Cluster Maintenance
Common Maintenance Commands
Starting a Cluster
Run the following command to start a cluster:
smit clstart
Then, configure the following parameters:
- Start Cluster Services on these nodes
Indicates the two cluster nodes to be started upon the cluster startup. The two nodes can be started one by one or at the same time.
- Startup Cluster Information Daemon
Indicates whether to start clinfoES upon the cluster startup. If this parameter is set to false, you cannot run the #/usr/sbin/cluster/clstat -a command to view cluster running status.
Check whether any errors occur during the cluster startup.
If any errors occur, stop the cluster first and then rectify faults based on error messages. Then, start the cluster again.
Stopping a Cluster
Run the following command to stop a cluster:
smit clstop
Then, configure the following parameters:
- Stop Cluster Services on these nodes
Indicates the cluster nodes to be stopped.

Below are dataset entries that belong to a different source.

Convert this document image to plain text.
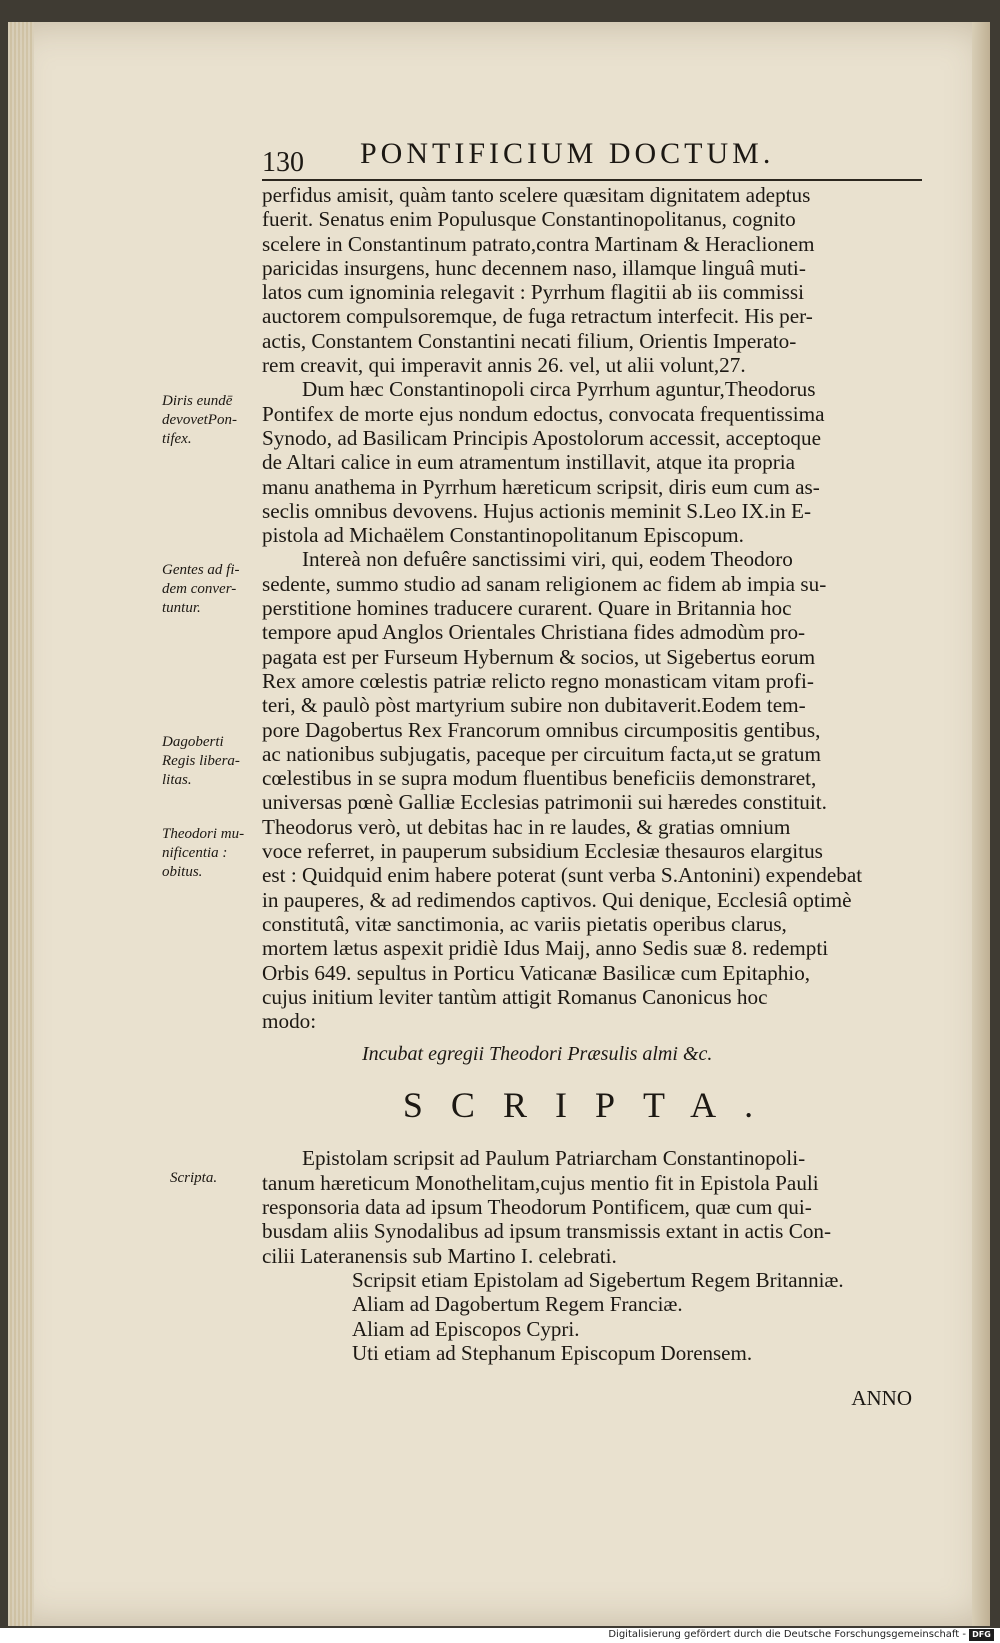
130 PONTIFICIUM DOCTUM.

perfidus amisit, quàm tanto scelere quæsitam dignitatem adeptus
fuerit. Senatus enim Populusque Constantinopolitanus, cognito
scelere in Constantinum patrato,contra Martinam & Heraclionem
paricidas insurgens, hunc decennem naso, illamque linguâ muti-
latos cum ignominia relegavit : Pyrrhum flagitii ab iis commissi
auctorem compulsoremque, de fuga retractum interfecit. His per-
actis, Constantem Constantini necati filium, Orientis Imperato-
rem creavit, qui imperavit annis 26. vel, ut alii volunt,27.

Dum hæc Constantinopoli circa Pyrrhum aguntur,Theodorus
Pontifex de morte ejus nondum edoctus, convocata frequentissima
Synodo, ad Basilicam Principis Apostolorum accessit, acceptoque
de Altari calice in eum atramentum instillavit, atque ita propria
manu anathema in Pyrrhum hæreticum scripsit, diris eum cum as-
seclis omnibus devovens. Hujus actionis meminit S.Leo IX.in E-
pistola ad Michaëlem Constantinopolitanum Episcopum.

Intereà non defuêre sanctissimi viri, qui, eodem Theodoro
sedente, summo studio ad sanam religionem ac fidem ab impia su-
perstitione homines traducere curarent. Quare in Britannia hoc
tempore apud Anglos Orientales Christiana fides admodùm pro-
pagata est per Furseum Hybernum & socios, ut Sigebertus eorum
Rex amore cœlestis patriæ relicto regno monasticam vitam profi-
teri, & paulò pòst martyrium subire non dubitaverit.Eodem tem-
pore Dagobertus Rex Francorum omnibus circumpositis gentibus,
ac nationibus subjugatis, paceque per circuitum facta,ut se gratum
cœlestibus in se supra modum fluentibus beneficiis demonstraret,
universas pœnè Galliæ Ecclesias patrimonii sui hæredes constituit.
Theodorus verò, ut debitas hac in re laudes, & gratias omnium
voce referret, in pauperum subsidium Ecclesiæ thesauros elargitus
est : Quidquid enim habere poterat (sunt verba S.Antonini) expendebat
in pauperes, & ad redimendos captivos. Qui denique, Ecclesiâ optimè
constitutâ, vitæ sanctimonia, ac variis pietatis operibus clarus,
mortem lætus aspexit pridiè Idus Maij, anno Sedis suæ 8. redempti
Orbis 649. sepultus in Porticu Vaticanæ Basilicæ cum Epitaphio,
cujus initium leviter tantùm attigit Romanus Canonicus hoc
modo:

Incubat egregii Theodori Præsulis almi &c.
SCRIPTA.

Epistolam scripsit ad Paulum Patriarcham Constantinopoli-
tanum hæreticum Monothelitam,cujus mentio fit in Epistola Pauli
responsoria data ad ipsum Theodorum Pontificem, quæ cum qui-
busdam aliis Synodalibus ad ipsum transmissis extant in actis Con-
cilii Lateranensis sub Martino I. celebrati.

Scripsit etiam Epistolam ad Sigebertum Regem Britanniæ.
Aliam ad Dagobertum Regem Franciæ.
Aliam ad Episcopos Cypri.
Uti etiam ad Stephanum Episcopum Dorensem.
ANNO
Diris eundē
devovetPon-
tifex.
Gentes ad fi-
dem conver-
tuntur.
Dagoberti
Regis libera-
litas.
Theodori mu-
nificentia :
obitus.
Scripta.
Digitalisierung gefördert durch die Deutsche Forschungsgemeinschaft - DFG
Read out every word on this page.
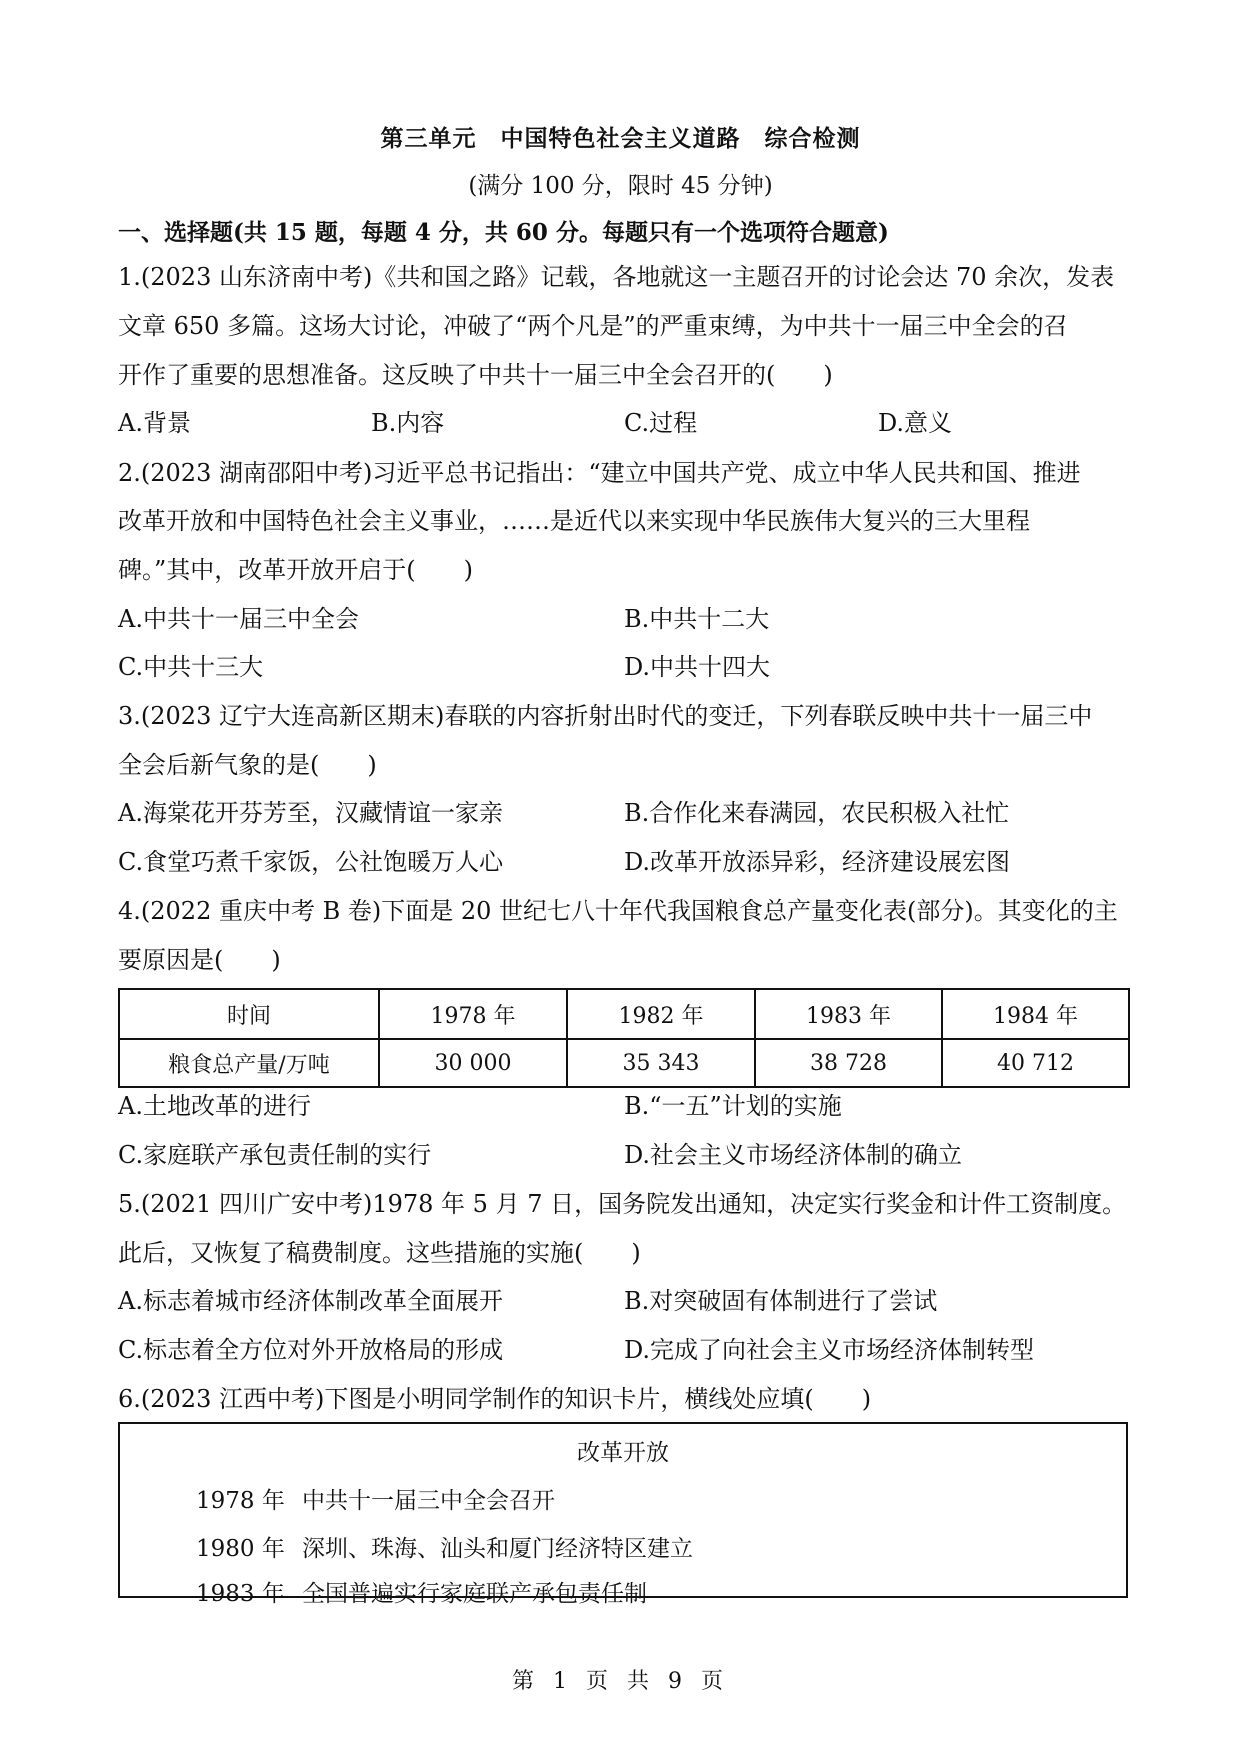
第三单元　中国特色社会主义道路　综合检测
(满分 100 分，限时 45 分钟)
一、选择题(共 15 题，每题 4 分，共 60 分。每题只有一个选项符合题意)
1.(2023 山东济南中考)《共和国之路》记载，各地就这一主题召开的讨论会达 70 余次，发表
文章 650 多篇。这场大讨论，冲破了“两个凡是”的严重束缚，为中共十一届三中全会的召
开作了重要的思想准备。这反映了中共十一届三中全会召开的(　　)
A.背景	B.内容	C.过程	D.意义
2.(2023 湖南邵阳中考)习近平总书记指出：“建立中国共产党、成立中华人民共和国、推进
改革开放和中国特色社会主义事业，……是近代以来实现中华民族伟大复兴的三大里程
碑。”其中，改革开放开启于(　　)
A.中共十一届三中全会	B.中共十二大
C.中共十三大	D.中共十四大
3.(2023 辽宁大连高新区期末)春联的内容折射出时代的变迁，下列春联反映中共十一届三中
全会后新气象的是(　　)
A.海棠花开芬芳至，汉藏情谊一家亲	B.合作化来春满园，农民积极入社忙
C.食堂巧煮千家饭，公社饱暖万人心	D.改革开放添异彩，经济建设展宏图
4.(2022 重庆中考 B 卷)下面是 20 世纪七八十年代我国粮食总产量变化表(部分)。其变化的主
要原因是(　　)
时间	1978 年	1982 年	1983 年	1984 年
粮食总产量/万吨	30 000	35 343	38 728	40 712
A.土地改革的进行	B.“一五”计划的实施
C.家庭联产承包责任制的实行	D.社会主义市场经济体制的确立
5.(2021 四川广安中考)1978 年 5 月 7 日，国务院发出通知，决定实行奖金和计件工资制度。
此后，又恢复了稿费制度。这些措施的实施(　　)
A.标志着城市经济体制改革全面展开	B.对突破固有体制进行了尝试
C.标志着全方位对外开放格局的形成	D.完成了向社会主义市场经济体制转型
6.(2023 江西中考)下图是小明同学制作的知识卡片，横线处应填(　　)
改革开放
1978 年 中共十一届三中全会召开
1980 年 深圳、珠海、汕头和厦门经济特区建立
1983 年 全国普遍实行家庭联产承包责任制
第 1 页 共 9 页
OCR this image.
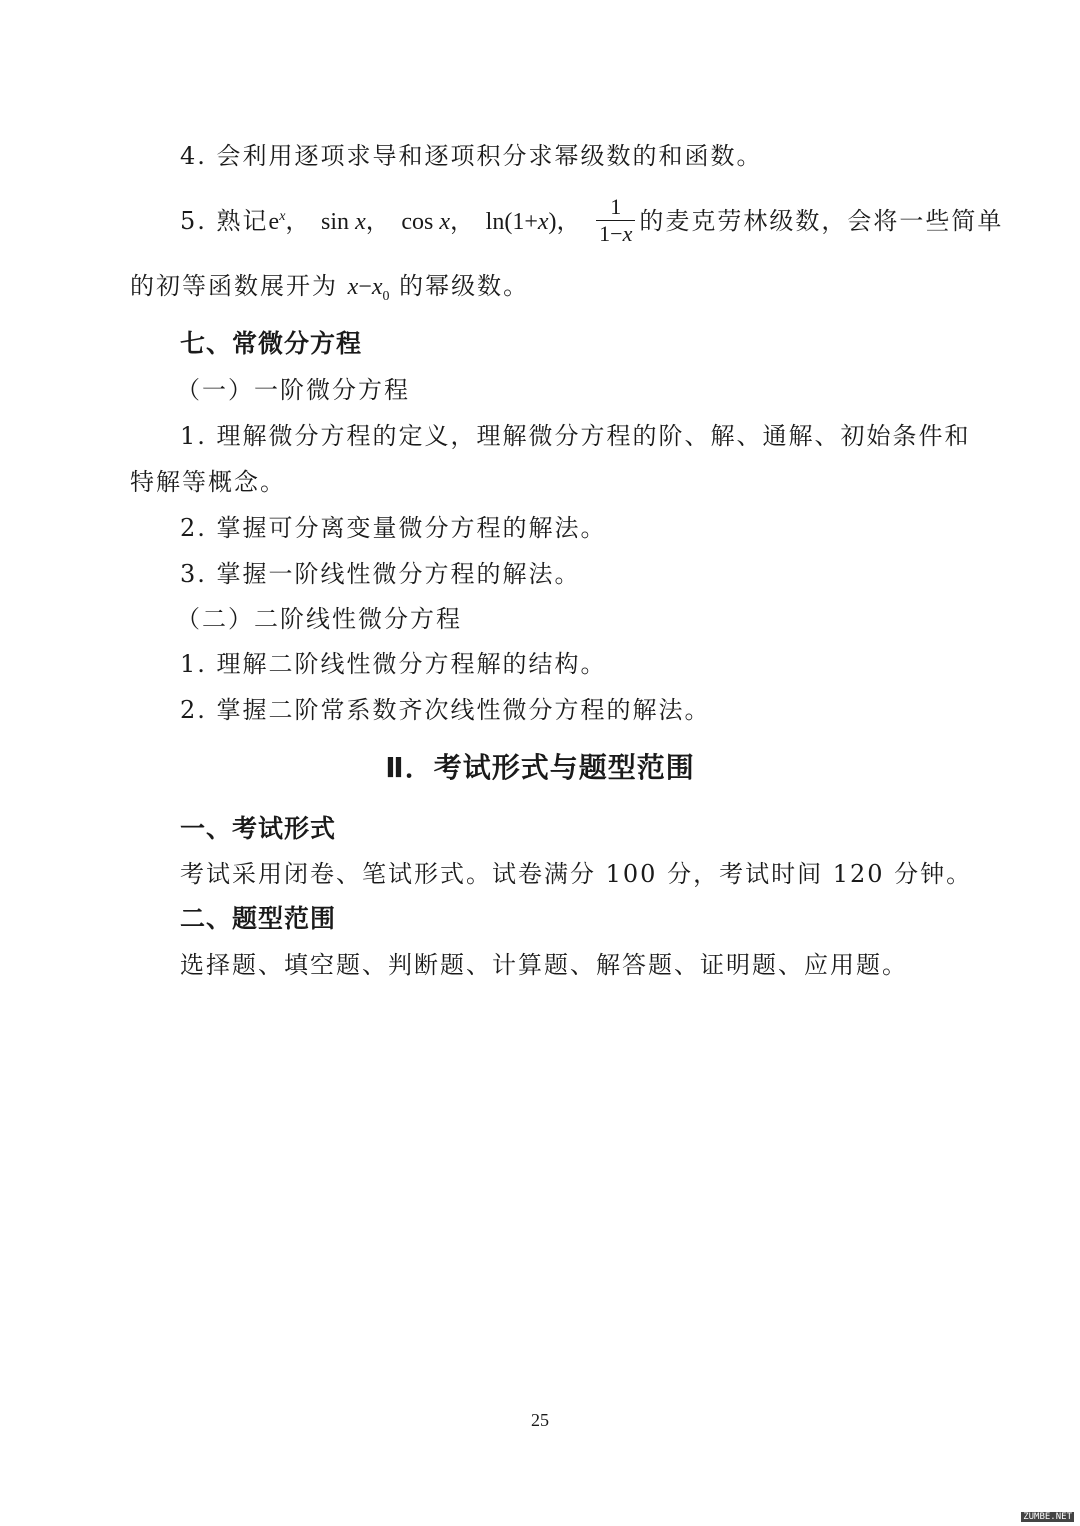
4. 会利用逐项求导和逐项积分求幂级数的和函数。
5. 熟记$e^x$， sin x， cos x， ln(1+x)， $\frac{1}{1-x}$ 的麦克劳林级数，会将一些简单
的初等函数展开为 $x-x_0$ 的幂级数。
七、常微分方程
（一）一阶微分方程
1. 理解微分方程的定义，理解微分方程的阶、解、通解、初始条件和
特解等概念。
2. 掌握可分离变量微分方程的解法。
3. 掌握一阶线性微分方程的解法。
（二）二阶线性微分方程
1. 理解二阶线性微分方程解的结构。
2. 掌握二阶常系数齐次线性微分方程的解法。
Ⅱ．考试形式与题型范围
一、考试形式
考试采用闭卷、笔试形式。试卷满分 100 分，考试时间 120 分钟。
二、题型范围
选择题、填空题、判断题、计算题、解答题、证明题、应用题。
25
ZUMBE.NET
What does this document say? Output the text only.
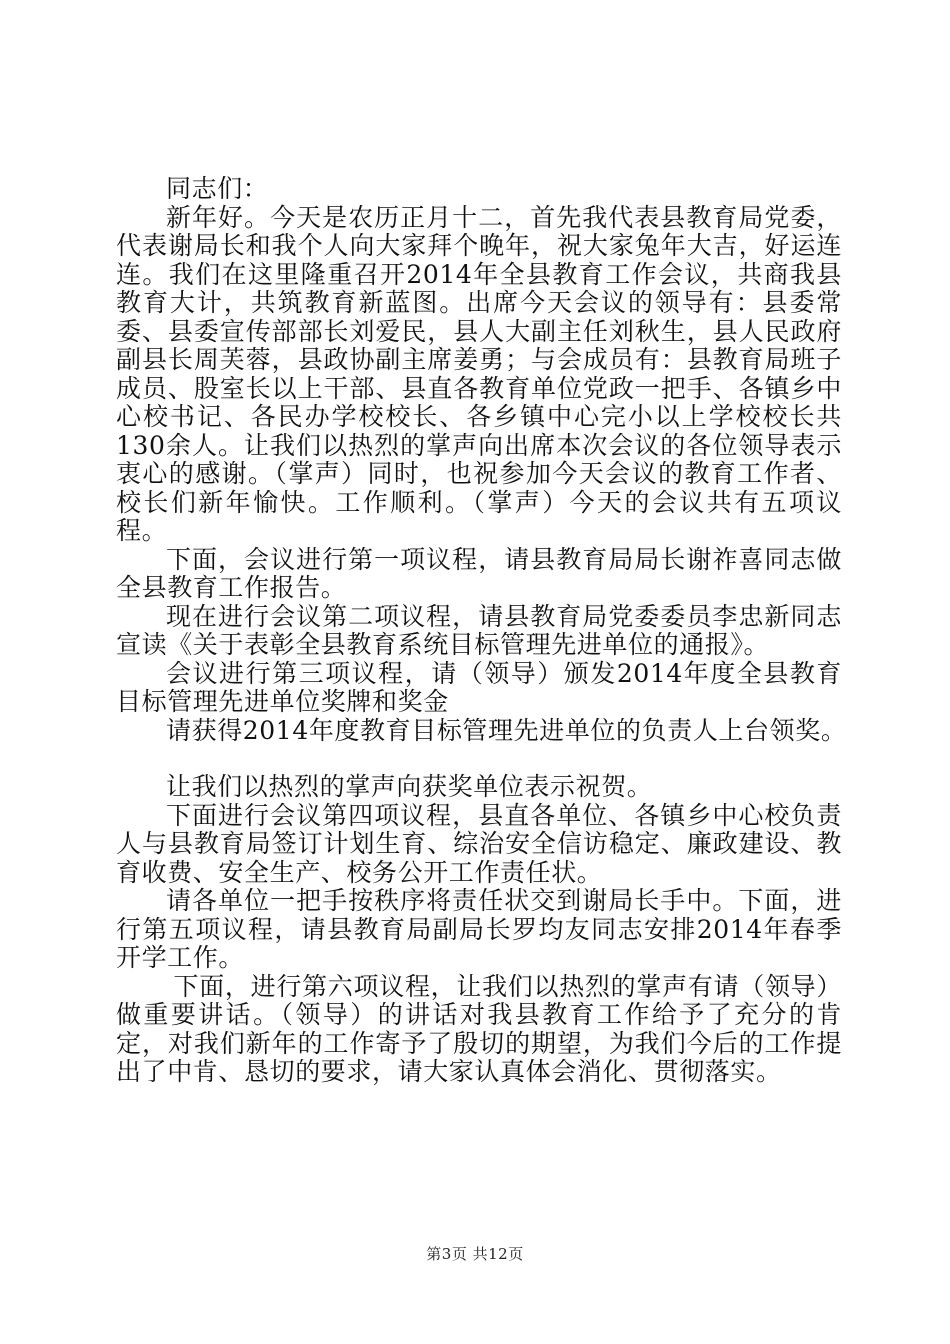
同志们：

新年好。今天是农历正月十二，首先我代表县教育局党委，代表谢局长和我个人向大家拜个晚年，祝大家兔年大吉，好运连连。我们在这里隆重召开2014年全县教育工作会议，共商我县教育大计，共筑教育新蓝图。出席今天会议的领导有：县委常委、县委宣传部部长刘爱民，县人大副主任刘秋生，县人民政府副县长周芙蓉，县政协副主席姜勇；与会成员有：县教育局班子成员、股室长以上干部、县直各教育单位党政一把手、各镇乡中心校书记、各民办学校校长、各乡镇中心完小以上学校校长共130余人。让我们以热烈的掌声向出席本次会议的各位领导表示衷心的感谢。（掌声）同时，也祝参加今天会议的教育工作者、校长们新年愉快。工作顺利。（掌声）今天的会议共有五项议程。

下面，会议进行第一项议程，请县教育局局长谢祚喜同志做全县教育工作报告。

现在进行会议第二项议程，请县教育局党委委员李忠新同志宣读《关于表彰全县教育系统目标管理先进单位的通报》。

会议进行第三项议程，请（领导）颁发2014年度全县教育目标管理先进单位奖牌和奖金

请获得2014年度教育目标管理先进单位的负责人上台领奖。

让我们以热烈的掌声向获奖单位表示祝贺。

下面进行会议第四项议程，县直各单位、各镇乡中心校负责人与县教育局签订计划生育、综治安全信访稳定、廉政建设、教育收费、安全生产、校务公开工作责任状。

请各单位一把手按秩序将责任状交到谢局长手中。下面，进行第五项议程，请县教育局副局长罗均友同志安排2014年春季开学工作。

下面，进行第六项议程，让我们以热烈的掌声有请（领导）做重要讲话。（领导）的讲话对我县教育工作给予了充分的肯定，对我们新年的工作寄予了殷切的期望，为我们今后的工作提出了中肯、恳切的要求，请大家认真体会消化、贯彻落实。

第3页 共12页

- Select an Action on Resource Groups
Indicates the mode to stop a cluster.
Possible values are bring resource groups offline (graceface), move resource groups (takeover), and unmanage resource groups (forced). The meaning of each value is as follows:
- bring resource groups offline
Stops the cluster on this node. The peer node is not affected.
- move resource groups
Stops the cluster on this node. The peer node takes resources from this node.
- unmanage resource groups
Forcibly stops HA on this node without releasing any resources. The peer node is not affected.
- bring resource groups offline
Checking Cluster Status
The cluster status includes the cluster process status and cluster service status. Perform the following steps to check the cluster status:
- Check the cluster process status on nodes. The command syntax is as follows:
lssrc -g cluster
The command output is as follows:
Figure 10-1 Cluster process status - Check the cluster service status on nodes. The command syntax is as follows:
#/usr/sbin/cluster/clstat -r 2 -a
In this command, 2 indicates the display of current status every 2 seconds.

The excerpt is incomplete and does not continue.